Originally, red fire ant colonies had just one queen, but researchers uncovered genetic changes that occurred nearly a million years ago where colonies could have dozens of queens.
New research, published in the journal Nature Communications, analyzed the entire genomes of 365 male fire ants to examine the evolution of this gene – and found that it spreads across multiple fire ant species.
Species are usually defined as independent because they cannot breed and exchange genetic information, but there are rare instances where fertile hybrids can be created. In this case, researchers believe that the benefits to the colonies of having multiple queens have overridden any genetic incompatibilities, meaning “the genetic material is replicated from the one source species in which this new social form evolved, in other ways.”
dr Yannick Wurm of Queen Mary University said: “This research shows how evolutionary innovations can spread across species. It also shows how evolution works at the level of DNA and chromosomes.
“It was incredibly surprising to discover that other species could acquire a new form of social organization through hybridization.

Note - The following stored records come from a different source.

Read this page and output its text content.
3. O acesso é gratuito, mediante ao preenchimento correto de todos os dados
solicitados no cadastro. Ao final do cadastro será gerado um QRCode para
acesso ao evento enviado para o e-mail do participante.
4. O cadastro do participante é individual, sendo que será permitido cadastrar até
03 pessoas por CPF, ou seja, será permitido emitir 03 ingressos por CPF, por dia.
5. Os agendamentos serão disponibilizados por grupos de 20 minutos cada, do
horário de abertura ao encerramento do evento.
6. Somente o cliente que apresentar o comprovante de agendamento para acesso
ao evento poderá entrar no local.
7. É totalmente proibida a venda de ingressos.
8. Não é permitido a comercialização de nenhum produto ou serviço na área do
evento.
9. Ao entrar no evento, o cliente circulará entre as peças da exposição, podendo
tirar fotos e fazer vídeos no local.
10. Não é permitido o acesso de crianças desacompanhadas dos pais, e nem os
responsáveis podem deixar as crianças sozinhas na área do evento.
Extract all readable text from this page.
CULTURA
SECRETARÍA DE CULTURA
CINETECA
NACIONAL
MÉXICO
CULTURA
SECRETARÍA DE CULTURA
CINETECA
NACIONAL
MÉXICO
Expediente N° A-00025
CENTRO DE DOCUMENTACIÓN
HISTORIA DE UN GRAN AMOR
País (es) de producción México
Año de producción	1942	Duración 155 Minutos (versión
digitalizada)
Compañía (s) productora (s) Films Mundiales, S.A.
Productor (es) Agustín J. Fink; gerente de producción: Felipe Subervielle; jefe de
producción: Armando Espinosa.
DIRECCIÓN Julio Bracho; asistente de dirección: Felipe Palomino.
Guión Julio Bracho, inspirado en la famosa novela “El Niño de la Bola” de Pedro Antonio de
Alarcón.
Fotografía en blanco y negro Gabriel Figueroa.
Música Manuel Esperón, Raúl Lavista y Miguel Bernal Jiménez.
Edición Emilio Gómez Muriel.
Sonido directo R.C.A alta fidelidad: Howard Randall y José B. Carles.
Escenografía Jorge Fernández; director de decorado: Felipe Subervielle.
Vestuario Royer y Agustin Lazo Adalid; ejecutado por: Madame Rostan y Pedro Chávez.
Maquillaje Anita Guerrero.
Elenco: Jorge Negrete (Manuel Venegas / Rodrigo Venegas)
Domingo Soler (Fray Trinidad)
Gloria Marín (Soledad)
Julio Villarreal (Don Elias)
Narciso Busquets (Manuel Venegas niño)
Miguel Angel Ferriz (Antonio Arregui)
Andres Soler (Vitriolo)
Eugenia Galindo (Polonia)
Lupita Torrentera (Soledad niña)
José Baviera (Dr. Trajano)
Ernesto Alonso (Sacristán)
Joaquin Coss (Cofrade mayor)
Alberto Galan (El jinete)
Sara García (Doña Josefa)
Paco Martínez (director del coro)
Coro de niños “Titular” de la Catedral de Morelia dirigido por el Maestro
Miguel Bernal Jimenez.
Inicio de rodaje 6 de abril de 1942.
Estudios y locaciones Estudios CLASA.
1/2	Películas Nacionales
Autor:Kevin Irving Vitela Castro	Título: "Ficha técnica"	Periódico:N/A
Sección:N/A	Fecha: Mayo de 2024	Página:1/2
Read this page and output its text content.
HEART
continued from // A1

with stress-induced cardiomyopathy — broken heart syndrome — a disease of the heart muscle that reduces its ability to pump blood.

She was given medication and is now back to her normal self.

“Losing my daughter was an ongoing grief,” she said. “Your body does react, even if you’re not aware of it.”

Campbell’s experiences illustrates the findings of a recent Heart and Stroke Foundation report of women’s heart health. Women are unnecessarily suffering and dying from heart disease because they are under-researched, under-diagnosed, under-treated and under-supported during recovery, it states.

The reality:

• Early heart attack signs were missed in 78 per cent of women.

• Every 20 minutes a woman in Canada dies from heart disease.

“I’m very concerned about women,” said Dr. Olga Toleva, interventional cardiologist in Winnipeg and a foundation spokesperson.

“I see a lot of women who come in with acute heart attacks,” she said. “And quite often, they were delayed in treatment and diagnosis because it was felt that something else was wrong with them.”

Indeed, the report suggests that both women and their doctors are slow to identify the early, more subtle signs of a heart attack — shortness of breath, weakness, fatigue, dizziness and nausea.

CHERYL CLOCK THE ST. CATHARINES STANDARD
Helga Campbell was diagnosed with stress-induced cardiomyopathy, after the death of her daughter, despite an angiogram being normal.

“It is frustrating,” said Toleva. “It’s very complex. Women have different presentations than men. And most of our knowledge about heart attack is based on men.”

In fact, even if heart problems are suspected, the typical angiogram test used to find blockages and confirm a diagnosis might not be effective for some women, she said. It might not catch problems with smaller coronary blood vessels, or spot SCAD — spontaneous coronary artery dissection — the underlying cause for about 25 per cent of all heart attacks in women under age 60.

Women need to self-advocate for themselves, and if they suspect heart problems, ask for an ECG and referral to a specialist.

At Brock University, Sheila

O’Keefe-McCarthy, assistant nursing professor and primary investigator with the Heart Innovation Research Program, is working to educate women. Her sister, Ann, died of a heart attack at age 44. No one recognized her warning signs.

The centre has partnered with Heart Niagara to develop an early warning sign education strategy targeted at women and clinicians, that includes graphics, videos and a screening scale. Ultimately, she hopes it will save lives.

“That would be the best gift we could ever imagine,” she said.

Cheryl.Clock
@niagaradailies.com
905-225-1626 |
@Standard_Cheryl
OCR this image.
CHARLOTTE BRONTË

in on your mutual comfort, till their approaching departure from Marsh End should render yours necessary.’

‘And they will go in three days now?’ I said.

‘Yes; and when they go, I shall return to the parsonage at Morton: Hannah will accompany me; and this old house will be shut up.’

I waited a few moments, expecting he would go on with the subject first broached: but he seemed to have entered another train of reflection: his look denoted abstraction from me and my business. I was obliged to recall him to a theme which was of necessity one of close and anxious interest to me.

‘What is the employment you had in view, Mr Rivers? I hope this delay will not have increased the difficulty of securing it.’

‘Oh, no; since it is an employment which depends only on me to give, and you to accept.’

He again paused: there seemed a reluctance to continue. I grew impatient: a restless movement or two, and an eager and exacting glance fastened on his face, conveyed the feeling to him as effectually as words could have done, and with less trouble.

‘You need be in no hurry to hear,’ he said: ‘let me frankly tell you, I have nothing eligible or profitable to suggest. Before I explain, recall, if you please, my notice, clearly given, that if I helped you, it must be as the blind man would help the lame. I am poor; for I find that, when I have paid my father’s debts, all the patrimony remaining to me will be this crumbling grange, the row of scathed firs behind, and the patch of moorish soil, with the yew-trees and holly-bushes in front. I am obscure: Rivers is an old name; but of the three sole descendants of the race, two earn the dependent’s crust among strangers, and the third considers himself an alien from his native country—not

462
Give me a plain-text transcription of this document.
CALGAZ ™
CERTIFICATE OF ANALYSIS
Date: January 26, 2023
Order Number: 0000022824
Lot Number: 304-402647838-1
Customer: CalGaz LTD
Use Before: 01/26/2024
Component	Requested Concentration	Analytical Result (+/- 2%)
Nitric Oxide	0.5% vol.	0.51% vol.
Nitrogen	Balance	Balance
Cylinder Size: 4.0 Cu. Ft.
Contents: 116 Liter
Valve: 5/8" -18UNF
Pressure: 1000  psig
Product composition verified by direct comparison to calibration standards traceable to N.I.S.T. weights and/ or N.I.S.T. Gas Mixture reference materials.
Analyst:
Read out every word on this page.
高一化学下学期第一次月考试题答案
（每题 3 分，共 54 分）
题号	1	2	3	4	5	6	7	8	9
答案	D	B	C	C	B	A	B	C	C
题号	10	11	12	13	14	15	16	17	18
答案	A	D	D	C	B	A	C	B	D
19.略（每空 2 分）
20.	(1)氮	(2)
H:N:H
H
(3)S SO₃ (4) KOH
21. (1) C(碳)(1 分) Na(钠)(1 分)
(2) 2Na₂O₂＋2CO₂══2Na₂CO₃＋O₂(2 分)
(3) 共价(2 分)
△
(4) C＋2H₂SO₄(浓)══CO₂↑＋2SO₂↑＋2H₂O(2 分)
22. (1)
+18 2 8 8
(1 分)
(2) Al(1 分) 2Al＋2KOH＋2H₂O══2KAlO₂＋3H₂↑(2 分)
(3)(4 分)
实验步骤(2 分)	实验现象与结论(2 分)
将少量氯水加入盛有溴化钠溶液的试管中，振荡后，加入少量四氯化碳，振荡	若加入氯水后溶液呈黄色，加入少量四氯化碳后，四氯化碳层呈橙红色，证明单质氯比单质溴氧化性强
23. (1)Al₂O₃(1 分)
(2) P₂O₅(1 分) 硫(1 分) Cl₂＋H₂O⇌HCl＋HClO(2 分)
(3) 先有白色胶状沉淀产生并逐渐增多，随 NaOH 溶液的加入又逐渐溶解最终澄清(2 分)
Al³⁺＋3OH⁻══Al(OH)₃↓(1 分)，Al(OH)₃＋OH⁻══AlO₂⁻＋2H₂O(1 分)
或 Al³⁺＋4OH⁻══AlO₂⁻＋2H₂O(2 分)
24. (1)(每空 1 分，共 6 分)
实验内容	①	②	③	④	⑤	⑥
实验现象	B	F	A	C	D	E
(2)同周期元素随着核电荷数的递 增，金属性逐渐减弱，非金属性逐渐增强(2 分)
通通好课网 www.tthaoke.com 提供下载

“The supergene region that gives rise to multi-queen colonies is a large piece of chromosome containing hundreds of genes. The many parts of a genome evolve to work together in finely tuned ways, and so all of a sudden you get a mix of different versions of many genes—another species is complicated and quite rare.”
dr Wurm added: “Rather than executing extra queens like a single-queen colony would, the new version of the supergene causes workers to accept multiple queens.
“Having extensively studied the history of the supergene and the new social form, we next want to find out which genes or parts of the supergene region lead to these behavioral changes. This will also help fill further gaps in our understanding of evolutionary processes.”
Rodrigo Pracana, a lead author on the study, also at QMU, said: “Our study shows how detailed analysis of a large number of wild animals can provide surprising new insights into how evolution works.”